Dobermann’s Successors

After Karl Dobermann, the two men responsible for establishing the Doberman breed were Otto Goeller (1852-1922) of Thueringin Kennel and Goswin Tischler (1859-1939) of Groenland Kennel.

Goeller, who was also initially interested in the naturally bobbed tail, wrote the first standard for the Doberman in 1899. Also in 1899, he officially named the Doberman breed and formed the German Doberman Pinscher Club. He was an authority on the breed and and wrote several informational pamphlets.

Osker Vorwerk, who developed a new breed of poultry, encouraged Goeller to initially get into breeding dogs.
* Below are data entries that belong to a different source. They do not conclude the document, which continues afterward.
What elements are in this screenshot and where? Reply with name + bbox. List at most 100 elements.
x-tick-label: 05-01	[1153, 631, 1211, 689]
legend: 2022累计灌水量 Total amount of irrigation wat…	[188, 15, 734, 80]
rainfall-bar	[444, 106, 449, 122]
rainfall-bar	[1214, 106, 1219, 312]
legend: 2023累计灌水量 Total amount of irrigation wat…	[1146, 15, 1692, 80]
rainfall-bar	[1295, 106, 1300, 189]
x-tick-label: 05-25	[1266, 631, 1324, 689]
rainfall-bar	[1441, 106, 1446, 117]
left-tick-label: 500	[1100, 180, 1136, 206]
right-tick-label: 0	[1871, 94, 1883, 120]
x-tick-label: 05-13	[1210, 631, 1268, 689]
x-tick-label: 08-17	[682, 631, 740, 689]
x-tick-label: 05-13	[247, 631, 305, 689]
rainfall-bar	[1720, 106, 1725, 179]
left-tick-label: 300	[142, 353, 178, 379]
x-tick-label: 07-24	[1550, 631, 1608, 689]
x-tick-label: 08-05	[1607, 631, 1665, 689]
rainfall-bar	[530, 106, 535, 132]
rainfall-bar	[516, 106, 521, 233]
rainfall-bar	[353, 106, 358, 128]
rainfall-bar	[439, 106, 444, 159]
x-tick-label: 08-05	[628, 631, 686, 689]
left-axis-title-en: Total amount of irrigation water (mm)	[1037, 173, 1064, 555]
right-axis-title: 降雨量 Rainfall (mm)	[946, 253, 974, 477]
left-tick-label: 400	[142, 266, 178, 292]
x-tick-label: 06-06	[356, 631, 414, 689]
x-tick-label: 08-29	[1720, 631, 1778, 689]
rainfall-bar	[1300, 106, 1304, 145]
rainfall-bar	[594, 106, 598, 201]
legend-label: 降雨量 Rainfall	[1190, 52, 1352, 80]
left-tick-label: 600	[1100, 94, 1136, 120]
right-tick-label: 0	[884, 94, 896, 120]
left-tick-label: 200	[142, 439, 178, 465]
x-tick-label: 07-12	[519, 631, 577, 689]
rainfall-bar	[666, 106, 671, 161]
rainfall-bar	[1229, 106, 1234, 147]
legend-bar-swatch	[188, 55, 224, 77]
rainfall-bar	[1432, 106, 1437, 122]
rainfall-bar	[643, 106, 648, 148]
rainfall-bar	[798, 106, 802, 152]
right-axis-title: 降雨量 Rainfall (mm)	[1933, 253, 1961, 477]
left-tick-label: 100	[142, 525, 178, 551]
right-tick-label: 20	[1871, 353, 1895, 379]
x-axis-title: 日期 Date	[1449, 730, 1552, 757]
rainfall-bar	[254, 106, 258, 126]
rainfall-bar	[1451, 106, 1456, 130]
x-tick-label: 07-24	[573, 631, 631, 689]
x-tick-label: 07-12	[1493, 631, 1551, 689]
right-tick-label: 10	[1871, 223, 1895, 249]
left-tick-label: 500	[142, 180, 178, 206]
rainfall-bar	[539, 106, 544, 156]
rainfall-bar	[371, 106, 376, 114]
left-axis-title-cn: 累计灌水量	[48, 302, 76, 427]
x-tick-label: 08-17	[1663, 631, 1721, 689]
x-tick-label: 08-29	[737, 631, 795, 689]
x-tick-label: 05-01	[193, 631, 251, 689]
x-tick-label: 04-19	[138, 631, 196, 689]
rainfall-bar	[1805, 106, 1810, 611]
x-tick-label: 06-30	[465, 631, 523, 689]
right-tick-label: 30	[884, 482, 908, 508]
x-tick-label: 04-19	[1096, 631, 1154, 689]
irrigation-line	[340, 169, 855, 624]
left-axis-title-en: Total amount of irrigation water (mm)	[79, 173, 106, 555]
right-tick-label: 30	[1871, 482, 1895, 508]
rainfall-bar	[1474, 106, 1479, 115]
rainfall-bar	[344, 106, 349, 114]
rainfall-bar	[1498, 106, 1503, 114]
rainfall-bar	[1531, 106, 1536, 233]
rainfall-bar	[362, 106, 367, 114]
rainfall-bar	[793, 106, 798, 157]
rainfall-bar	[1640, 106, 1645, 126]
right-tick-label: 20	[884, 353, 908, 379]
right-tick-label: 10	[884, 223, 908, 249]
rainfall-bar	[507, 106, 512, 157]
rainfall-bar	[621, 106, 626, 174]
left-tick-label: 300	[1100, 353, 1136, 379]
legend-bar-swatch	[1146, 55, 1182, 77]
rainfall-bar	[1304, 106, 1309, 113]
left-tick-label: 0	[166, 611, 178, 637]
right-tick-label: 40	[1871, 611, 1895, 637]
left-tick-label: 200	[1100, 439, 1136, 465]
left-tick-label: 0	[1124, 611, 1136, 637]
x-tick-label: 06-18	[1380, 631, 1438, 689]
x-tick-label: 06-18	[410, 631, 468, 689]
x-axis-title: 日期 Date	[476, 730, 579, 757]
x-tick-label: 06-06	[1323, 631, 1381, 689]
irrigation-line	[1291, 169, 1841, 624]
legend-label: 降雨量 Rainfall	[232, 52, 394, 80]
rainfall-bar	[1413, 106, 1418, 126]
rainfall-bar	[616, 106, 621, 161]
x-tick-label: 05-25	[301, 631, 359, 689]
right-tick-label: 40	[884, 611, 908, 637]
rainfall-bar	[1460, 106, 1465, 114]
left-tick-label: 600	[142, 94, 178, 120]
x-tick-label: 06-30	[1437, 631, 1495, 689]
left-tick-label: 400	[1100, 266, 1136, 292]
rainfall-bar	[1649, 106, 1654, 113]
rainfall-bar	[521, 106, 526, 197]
Eventually, Goeller’s residence would be crowded with dogs as he produced hundreds of them, many of which would become world renowned Dobermans.

In 1904, Goeller produced Hellegraf v Thueringin, a beautiful and powerful red male who gave the breed a new stature. His puppies were in great demand and two of them, a male Annagret II v Thueringen and female Claudius v Thueringen, shipped to the United States in 1908.

Tischer worked more in the background and produced the world famous Five Star Litter, Belling, Greif, Krone, Lottchen, and Tilly II; all v Groenland. The son of Grief v Groenlan, Bertel v Hohenstein born in 1905, in 1907 was the first well bred Doberman to be imported into the United States and became the foundation of quality Doberman breeding there.

Also a major early Doberman breeder was Gustav Krumbholz of the Ilm-Athen Kennel in Wickerstedt. He made the first Manchester Terrier cross. He also made one of the earliest entries into the German stud book with the breeding of Greif v Groenlan to his female Lady v Ilm-Athen, who was part Manchester Terrier. One of the products of this breeding was Prinz Modern v Ilm-Athen, who became an important stud in the United States before 1910.